- DVD cover
- Directed by: Joe O'Byrne
- Written by: Joe O'Byrne
- Produced by: John S. Lyons Liam O'Neill
- Starring: Brenda Fricker Alfred Molina Mike Myers
- Cinematography: Paul Sarossy
- Edited by: Marie-Thérèse Boiché
- Music by: Richard Hartley
- Distributed by: KC Medien
- Release date: 1998;
- Running time: 104 minutes
- Country: Ireland
- Language: English

= Pete's Meteor =

Pete's Meteor is an Irish 1998 drama film. It was written and directed by Joe O'Byrne and stars Mike Myers.

Mike Myers plays a drug dealer living in the slums of Dublin. He tries to financially provide for the three children of his dead brother. The children's lives are forever changed when a meteor crashes into their backyard. Alfred Molina plays a wealthy scientist that the children must confront to retrieve their heaven-sent gift.

==Production and Release==

The Irish Film Board gave the filmmakers almost IR£300,000 for the production.

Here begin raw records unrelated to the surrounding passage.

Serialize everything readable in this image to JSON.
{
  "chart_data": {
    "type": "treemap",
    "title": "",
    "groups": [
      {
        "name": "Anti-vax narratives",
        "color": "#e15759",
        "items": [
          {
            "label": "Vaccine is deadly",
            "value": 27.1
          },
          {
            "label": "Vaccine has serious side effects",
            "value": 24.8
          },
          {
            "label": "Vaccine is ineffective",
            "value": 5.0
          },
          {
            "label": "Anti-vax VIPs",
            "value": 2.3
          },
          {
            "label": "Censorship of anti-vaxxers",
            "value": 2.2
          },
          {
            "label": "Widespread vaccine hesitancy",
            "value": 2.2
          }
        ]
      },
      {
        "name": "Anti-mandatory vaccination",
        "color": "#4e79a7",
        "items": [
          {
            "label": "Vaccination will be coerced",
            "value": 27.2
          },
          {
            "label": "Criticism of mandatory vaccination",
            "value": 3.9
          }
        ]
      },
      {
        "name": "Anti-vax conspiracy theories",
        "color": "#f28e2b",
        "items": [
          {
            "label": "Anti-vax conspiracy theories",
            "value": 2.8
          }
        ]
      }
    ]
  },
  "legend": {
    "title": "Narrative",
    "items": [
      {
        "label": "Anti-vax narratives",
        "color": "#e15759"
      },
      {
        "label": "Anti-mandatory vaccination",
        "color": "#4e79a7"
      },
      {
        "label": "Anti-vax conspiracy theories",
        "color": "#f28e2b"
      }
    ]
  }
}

It won the Crystal Bear Special Mention award for Best Feature Film at the 1999 Berlin International Film Festival. Despite this, the film failed to find a distributor, and was released direct-to-video in the United States in December 2002.

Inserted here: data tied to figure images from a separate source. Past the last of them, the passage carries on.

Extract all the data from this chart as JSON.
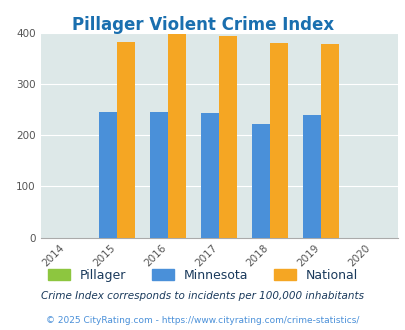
{
  "title": "Pillager Violent Crime Index",
  "years": [
    2014,
    2015,
    2016,
    2017,
    2018,
    2019,
    2020
  ],
  "bar_years": [
    2015,
    2016,
    2017,
    2018,
    2019
  ],
  "pillager": [
    0,
    0,
    0,
    0,
    0
  ],
  "minnesota": [
    246,
    246,
    243,
    222,
    240
  ],
  "national": [
    383,
    398,
    394,
    381,
    379
  ],
  "pillager_color": "#8dc63f",
  "minnesota_color": "#4a90d9",
  "national_color": "#f5a623",
  "background_color": "#dde8e8",
  "fig_background": "#ffffff",
  "ylim": [
    0,
    400
  ],
  "yticks": [
    0,
    100,
    200,
    300,
    400
  ],
  "xlim": [
    2013.5,
    2020.5
  ],
  "legend_labels": [
    "Pillager",
    "Minnesota",
    "National"
  ],
  "footnote1": "Crime Index corresponds to incidents per 100,000 inhabitants",
  "footnote2": "© 2025 CityRating.com - https://www.cityrating.com/crime-statistics/",
  "title_color": "#1a6faf",
  "legend_label_color": "#1a3a5c",
  "footnote1_color": "#1a3a5c",
  "footnote2_color": "#4a90d9",
  "tick_color": "#555555",
  "grid_color": "#ffffff",
  "bar_width": 0.35
}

In a 2002 profile of Myers in The Independent, the film was said to have "proved meteoric in the way it vanished from view".

==Reception==
Christopher Null of Contactmusic.com awarded the film two stars out of five and wrote, “The story doesn't help matters, and sheer insanity is not much of a substitute for actual character development.”

Nathan Rabin of The Dissolve gave the film a negative review and wrote, “It doesn’t help that the child actors deliver performances so terrible, they may actually persuade audiences to root against a trio of hard-luck orphans.” Rabin also added, “I recommend Pete’s Meteor to bad-movie aficionados.”